The Leader can reveal that the local team has significantly less investigators than Dubbo but has to police dozens more convicted sex offenders, and covers a population with more than 20,000 extra people.
The Oxley office has one detective sergeant who leads a team of 12 detectives with two rural crime officers also stationed in the Tamworth and Gunnedah offices.
The team has to manage 73 convicted sex offenders – the highest in Western NSW and in the top 10 in the state – with no dedicated officer assigned to manage the child protection register list and carry out spontaneous checks.
In the Orana area, Dubbo has a 22-strong team with three detective sergeants or team leaders to police 55 sex offenders and a population of 62,000, while New England has 18 investigators including rural crime officers and polices a population of almost 70,000 people.
In Canobolas, 17 detectives police 68,145 people across the Orange and Cowra area.
Oxley only has 15 detectives, but has more sex offenders and covers a population of 84,749 people, making it the busiest command in Western Region.
Tamworth also has specialist equipment to scan electronic goods for child pornography or illegal activity on phones, and on average, without a designated position, local detectives are spending 46 hours per month examining phones, computers and hardware seized, on top of their usual caseload.

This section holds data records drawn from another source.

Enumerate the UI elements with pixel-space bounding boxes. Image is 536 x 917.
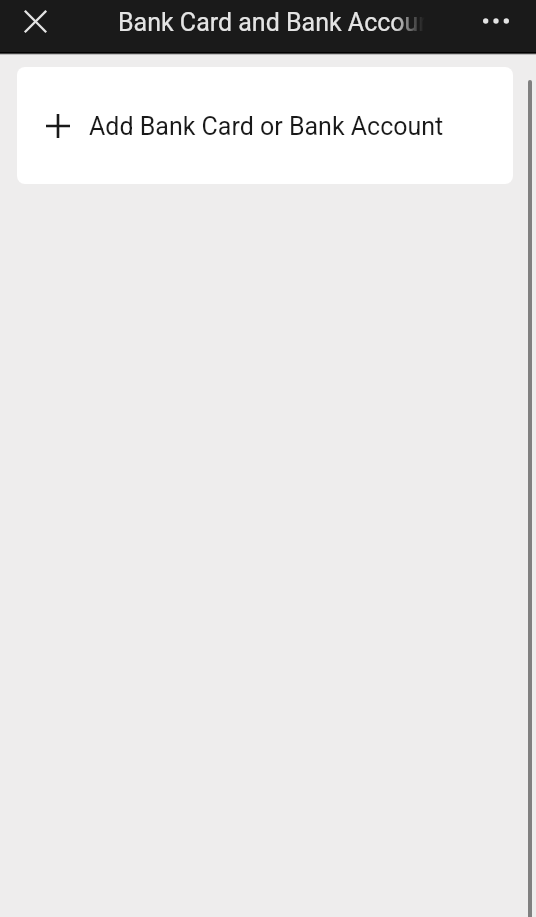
button[interactable]: Close	[11, 0, 59, 42]
button[interactable]: Add Bank Card or Bank Account	[17, 67, 513, 184]
button[interactable]: More options	[472, 0, 520, 42]
staticText: Add Bank Card or Bank Account	[89, 112, 444, 141]
staticText: Bank Card and Bank Account	[118, 8, 428, 37]
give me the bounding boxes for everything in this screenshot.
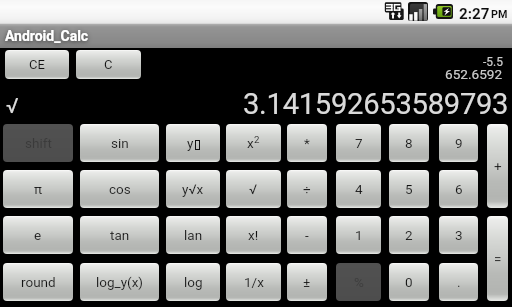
button[interactable]: lan xyxy=(166,216,220,254)
staticText: y√x xyxy=(182,181,204,197)
button[interactable]: y√x xyxy=(166,170,220,208)
button[interactable]: + xyxy=(487,124,508,208)
staticText: - xyxy=(305,227,309,243)
button[interactable]: √ xyxy=(226,170,281,208)
button[interactable]: x! xyxy=(226,216,281,254)
button[interactable]: C xyxy=(76,50,141,79)
staticText: 6 xyxy=(455,181,463,197)
button[interactable]: 9 xyxy=(439,124,478,162)
button[interactable]: ± xyxy=(287,263,327,301)
button[interactable]: 6 xyxy=(439,170,478,208)
button[interactable]: 4 xyxy=(336,170,381,208)
staticText: 3.141592653589793 xyxy=(243,87,509,121)
staticText: e xyxy=(34,227,42,243)
button[interactable]: sin xyxy=(80,124,159,162)
button[interactable]: 1 xyxy=(336,216,381,254)
button[interactable]: 8 xyxy=(389,124,429,162)
staticText: PM xyxy=(491,8,508,21)
staticText: x! xyxy=(248,227,259,243)
staticText: + xyxy=(494,158,502,174)
button[interactable]: y xyxy=(166,124,220,162)
staticText: y xyxy=(187,135,194,151)
other: Signal strength xyxy=(408,2,428,21)
staticText: . xyxy=(457,274,461,290)
button[interactable]: log xyxy=(166,263,220,301)
other: Battery charging xyxy=(433,4,453,19)
button[interactable]: - xyxy=(287,216,327,254)
staticText: lan xyxy=(184,227,203,243)
button[interactable]: 1/x xyxy=(226,263,281,301)
staticText: 1 xyxy=(355,227,363,243)
button[interactable]: 2 xyxy=(389,216,429,254)
button[interactable]: 5 xyxy=(389,170,429,208)
button[interactable]: round xyxy=(3,263,73,301)
staticText: = xyxy=(494,251,502,267)
staticText: * xyxy=(304,135,310,151)
staticText: 7 xyxy=(355,135,363,151)
staticText: 2 xyxy=(254,134,260,145)
button[interactable]: 7 xyxy=(336,124,381,162)
button[interactable]: cos xyxy=(80,170,159,208)
staticText: C xyxy=(104,57,113,72)
staticText: % xyxy=(354,274,364,290)
staticText: -5.5 xyxy=(483,55,503,69)
staticText: tan xyxy=(110,227,130,243)
button[interactable]: x xyxy=(226,124,281,162)
staticText: cos xyxy=(109,181,131,197)
staticText: 1/x xyxy=(244,274,264,290)
button[interactable]: CE xyxy=(5,50,69,79)
staticText: log_y(x) xyxy=(96,274,144,290)
staticText: 4 xyxy=(355,181,363,197)
staticText: Android_Calc xyxy=(5,28,89,44)
button[interactable]: e xyxy=(3,216,73,254)
staticText: sin xyxy=(111,135,129,151)
staticText: CE xyxy=(29,57,45,72)
button[interactable]: π xyxy=(3,170,73,208)
staticText: 2 xyxy=(405,227,413,243)
button[interactable]: shift xyxy=(3,124,73,162)
staticText: 5 xyxy=(405,181,413,197)
staticText: 0 xyxy=(405,274,413,290)
button[interactable]: ÷ xyxy=(287,170,327,208)
button[interactable]: * xyxy=(287,124,327,162)
staticText: x xyxy=(247,135,254,151)
staticText: 2:27 xyxy=(459,5,490,23)
other: 3G mobile data xyxy=(384,1,404,20)
staticText: round xyxy=(21,274,56,290)
button[interactable]: tan xyxy=(80,216,159,254)
staticText: π xyxy=(34,181,43,197)
staticText: 652.6592 xyxy=(445,66,503,82)
staticText: 8 xyxy=(405,135,413,151)
staticText: 3 xyxy=(455,227,463,243)
staticText: √ xyxy=(6,94,19,119)
button[interactable]: log_y(x) xyxy=(80,263,159,301)
staticText: log xyxy=(184,274,203,290)
staticText: √ xyxy=(249,181,258,197)
button[interactable]: 3 xyxy=(439,216,478,254)
staticText: ÷ xyxy=(303,181,311,197)
staticText: shift xyxy=(25,135,52,151)
staticText: ± xyxy=(303,274,311,290)
button[interactable]: % xyxy=(336,263,381,301)
button[interactable]: = xyxy=(487,216,508,301)
button[interactable]: 0 xyxy=(389,263,429,301)
staticText: 9 xyxy=(455,135,463,151)
button[interactable]: . xyxy=(439,263,478,301)
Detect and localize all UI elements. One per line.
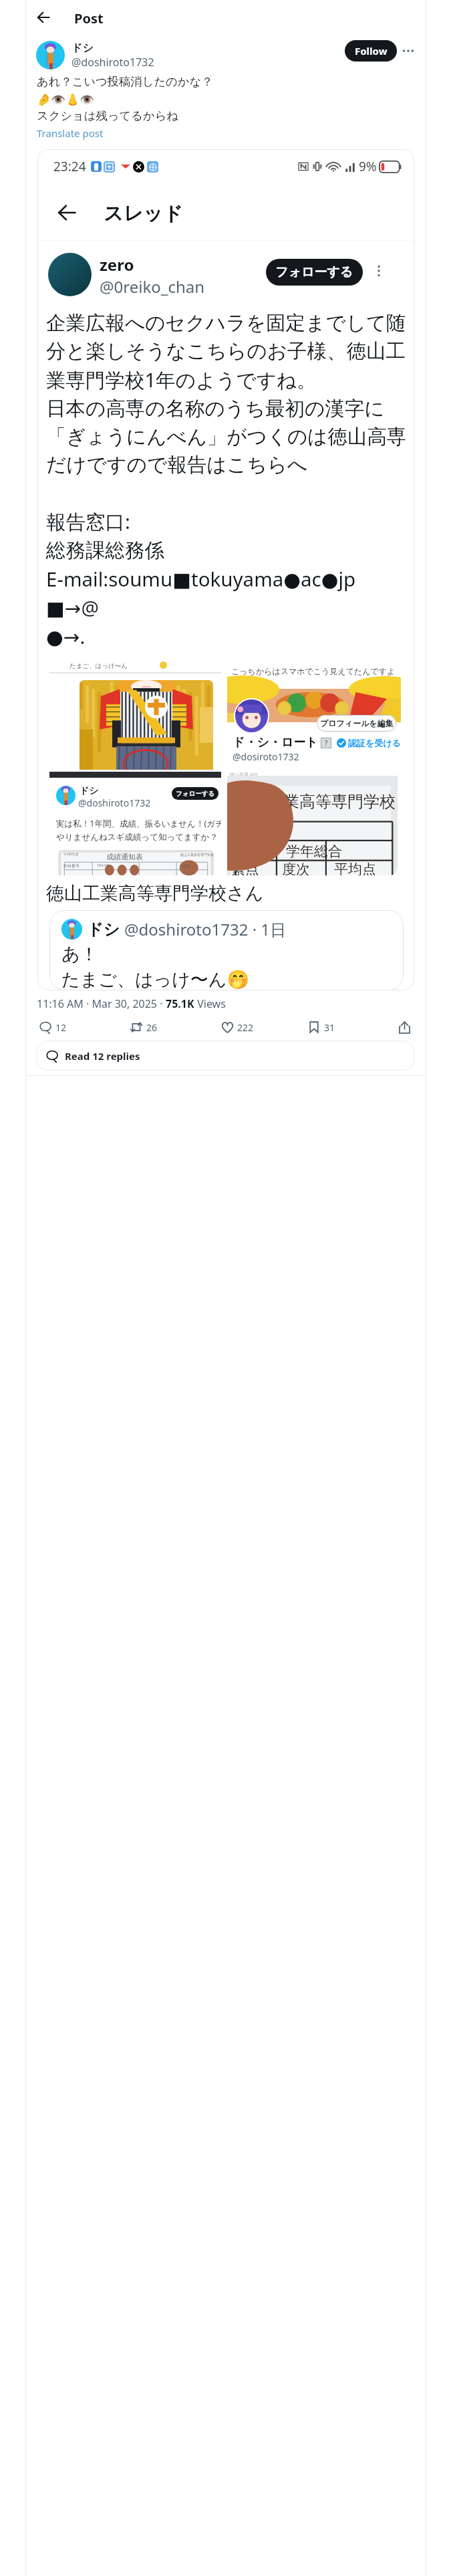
- staticText: スレッド: [104, 201, 183, 226]
- staticText: zero: [100, 253, 134, 276]
- staticText: 11:16 AM · Mar 30, 2025 ·: [37, 996, 166, 1011]
- button[interactable]: Share: [396, 1019, 413, 1035]
- staticText: プロフィールを編集: [320, 718, 394, 728]
- staticText: 度次: [282, 861, 310, 875]
- staticText: 成績通知表: [106, 852, 143, 861]
- button[interactable]: 222: [218, 1019, 254, 1035]
- staticText: 平均点: [334, 861, 376, 875]
- staticText: @dosiroto1732: [233, 750, 299, 763]
- staticText: ドシ: [80, 785, 99, 797]
- staticText: ドシ: [71, 41, 94, 55]
- staticText: Follow: [355, 44, 388, 58]
- staticText: @0reiko_chan: [100, 276, 205, 298]
- staticText: Read 12 replies: [65, 1049, 140, 1063]
- staticText: 26: [146, 1021, 158, 1034]
- staticText: 徳山高専 MFJ ...: [230, 772, 263, 778]
- staticText: @doshiroto1732: [78, 796, 151, 809]
- staticText: 31: [324, 1021, 335, 1034]
- button[interactable]: 31: [305, 1019, 335, 1035]
- button[interactable]: 12: [37, 1019, 67, 1035]
- staticText: あ！ たまご、はっけ〜ん🤭: [61, 943, 250, 990]
- staticText: 徳山工業高等専門学校さん: [46, 882, 264, 905]
- staticText: 企業広報へのセクハラを固定までして随分と楽しそうなこちらのお子様、徳山工業専門学…: [46, 311, 407, 650]
- staticText: 氏名: [182, 863, 190, 869]
- staticText: Translate post: [37, 126, 104, 140]
- button[interactable]: 23:24: [37, 149, 414, 990]
- button[interactable]: Translate post: [37, 126, 104, 140]
- staticText: 学年総合: [286, 843, 342, 860]
- button[interactable]: 26: [128, 1019, 158, 1035]
- staticText: ドシ: [87, 920, 120, 940]
- staticText: こっちからはスマホでこう見えてたんですよ: [231, 666, 396, 676]
- staticText: 23:24: [53, 158, 86, 175]
- staticText: 222: [237, 1021, 254, 1034]
- staticText: 徳山工業高等専門学校: [235, 792, 396, 812]
- staticText: Views: [194, 996, 226, 1011]
- staticText: 75.1K: [166, 996, 194, 1011]
- staticText: フォローする: [176, 790, 215, 798]
- staticText: Post: [74, 9, 104, 27]
- staticText: 実は私！1年間、成績、振るいません！(ガチ) やりませんねスギ成績って知ってます…: [56, 818, 221, 843]
- staticText: @doshiroto1732: [71, 55, 154, 70]
- staticText: @doshiroto1732 · 1日: [124, 918, 287, 940]
- staticText: 1DA-GN: [97, 863, 110, 868]
- staticText: 学科番号: [63, 863, 80, 869]
- staticText: ド・シ・ロート: [233, 735, 318, 750]
- button[interactable]: Follow: [345, 40, 397, 62]
- staticText: たまご、はっけ〜ん: [69, 662, 128, 670]
- staticText: 令和6年度: [63, 852, 79, 857]
- staticText: 12: [55, 1021, 67, 1034]
- staticText: フォローする: [275, 264, 353, 280]
- staticText: 徳山工業高等専門学校: [180, 853, 214, 857]
- button[interactable]: More: [398, 41, 418, 61]
- staticText: 9%: [359, 158, 377, 175]
- staticText: 素点: [231, 861, 259, 875]
- staticText: あれ？こいつ投稿消したのかな？ 🤌👁👃👁 スクショは残ってるからね: [37, 74, 213, 124]
- staticText: 認証を受ける: [348, 738, 401, 748]
- button[interactable]: Read 12 replies: [37, 1041, 414, 1071]
- staticText: ?: [325, 738, 328, 748]
- button[interactable]: Back: [30, 4, 57, 31]
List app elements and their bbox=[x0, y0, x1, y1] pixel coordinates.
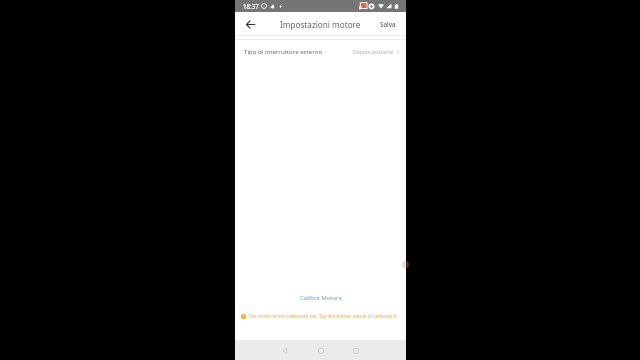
button[interactable]: Back bbox=[278, 344, 292, 358]
button[interactable]: Calibra Motore bbox=[290, 290, 352, 306]
button[interactable]: Tipo di interruttore esterno bbox=[235, 40, 406, 62]
staticText: Tipo di interruttore esterno bbox=[244, 47, 323, 55]
button[interactable]: Salva bbox=[370, 14, 406, 33]
staticText: Calibra Motore bbox=[300, 294, 342, 302]
button[interactable]: Recents bbox=[349, 344, 363, 358]
button[interactable]: Home bbox=[314, 344, 328, 358]
staticText: The motor is not calibrated yet. Tap the… bbox=[248, 313, 397, 319]
staticText: Doppio pulsante bbox=[353, 48, 394, 55]
staticText: Impostazioni motore bbox=[280, 19, 361, 30]
staticText: Salva bbox=[380, 20, 396, 29]
button[interactable]: Back bbox=[241, 15, 259, 33]
staticText: 18:37 bbox=[243, 2, 259, 10]
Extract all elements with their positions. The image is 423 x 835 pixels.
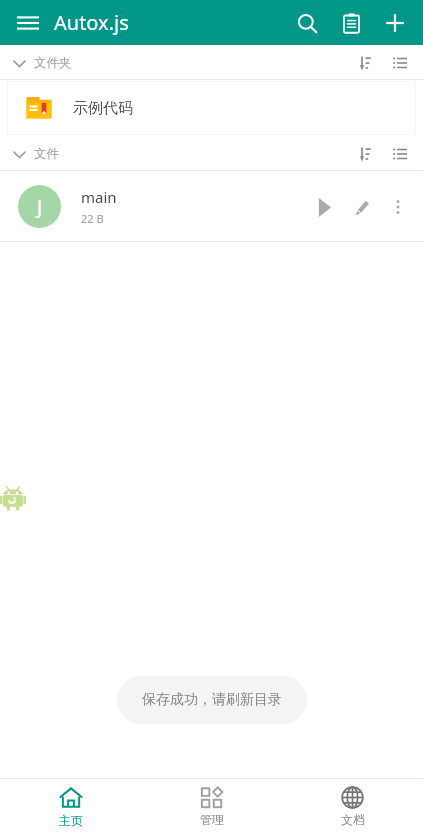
staticText: 主页 [59,813,83,828]
button[interactable]: More options [381,190,415,224]
button[interactable]: Run [305,188,343,226]
staticText: Autox.js [54,9,129,36]
staticText: J [37,194,43,220]
button[interactable]: 文档 [282,780,423,833]
button[interactable]: Open navigation drawer [10,5,46,41]
staticText: 22 B [81,211,104,226]
button[interactable]: Change view [383,137,417,171]
staticText: 文件 [34,146,59,162]
button[interactable]: 管理 [141,781,282,833]
staticText: 示例代码 [73,99,133,118]
button[interactable]: 主页 [0,780,141,834]
button[interactable]: Logs [329,1,373,45]
button[interactable]: 文件 [6,141,59,167]
button[interactable]: Search [285,1,329,45]
button[interactable]: Add [373,1,417,45]
staticText: main [81,187,117,207]
staticText: 保存成功，请刷新目录 [142,691,282,709]
button[interactable]: 文件夹 [6,50,72,76]
button[interactable]: Edit [343,188,381,226]
button[interactable]: 示例代码 [7,81,416,135]
staticText: 管理 [200,812,224,827]
button[interactable]: Change view [383,46,417,80]
button[interactable]: Sort [349,46,383,80]
staticText: 文件夹 [34,55,72,71]
button[interactable]: J [0,171,423,242]
staticText: 文档 [341,812,365,827]
button[interactable]: Sort [349,137,383,171]
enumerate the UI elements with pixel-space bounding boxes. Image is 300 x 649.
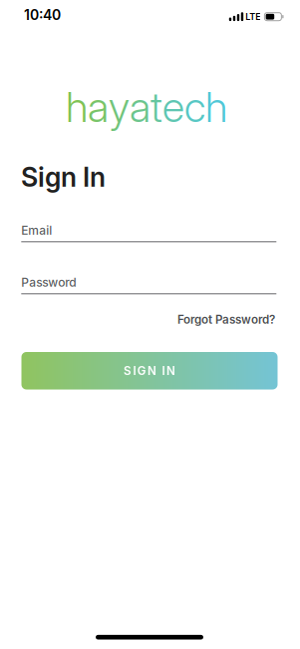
button[interactable]: SIGN IN (0, 352, 300, 390)
staticText: Email (21, 223, 52, 238)
staticText: e (163, 82, 185, 132)
button[interactable]: Password (21, 275, 277, 294)
staticText: c (185, 82, 206, 132)
button[interactable]: Email (21, 223, 277, 242)
staticText: y (109, 82, 130, 132)
staticText: LTE (246, 11, 261, 22)
staticText: 10:40 (24, 6, 61, 23)
staticText: h (206, 82, 228, 132)
staticText: h (66, 82, 88, 132)
staticText: Forgot Password? (178, 312, 276, 326)
staticText: Password (21, 275, 76, 290)
staticText: a (88, 82, 109, 132)
staticText: t (151, 82, 163, 132)
staticText: a (130, 82, 151, 132)
button[interactable]: Forgot Password? (178, 312, 276, 326)
staticText: SIGN IN (124, 364, 176, 378)
staticText: Sign In (21, 161, 106, 193)
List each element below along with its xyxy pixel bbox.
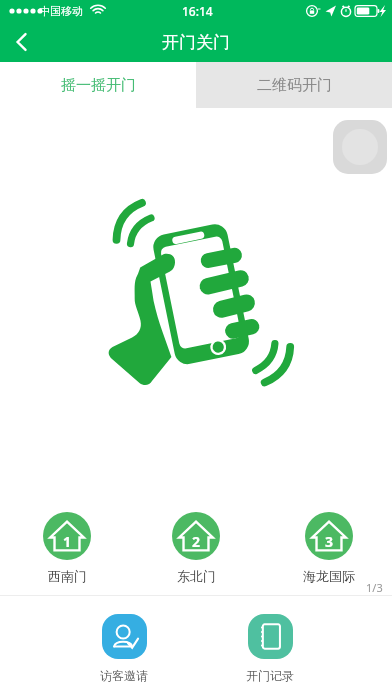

This week, Oxley detectives will mount a campaign to get more officers in the criminal investigation unit, which has to investigate drug dealers, outlaw motorcycle gangs, sexual assaults and convicted sex offenders.
The detectives are prohibited from speaking publicly but sources have told The Leader investigators fear community safety is at risk because there aren’t enough officers to examine every complaint, and cases are being put on the backburner with the constant stream of violent or serious crime stemming from the ice epidemic.
Sources say local police can’t get to some drug investigations because of the other work flooding in.
A spokesperson for Oxley Command said they could not comment until they see the proposal from the police association.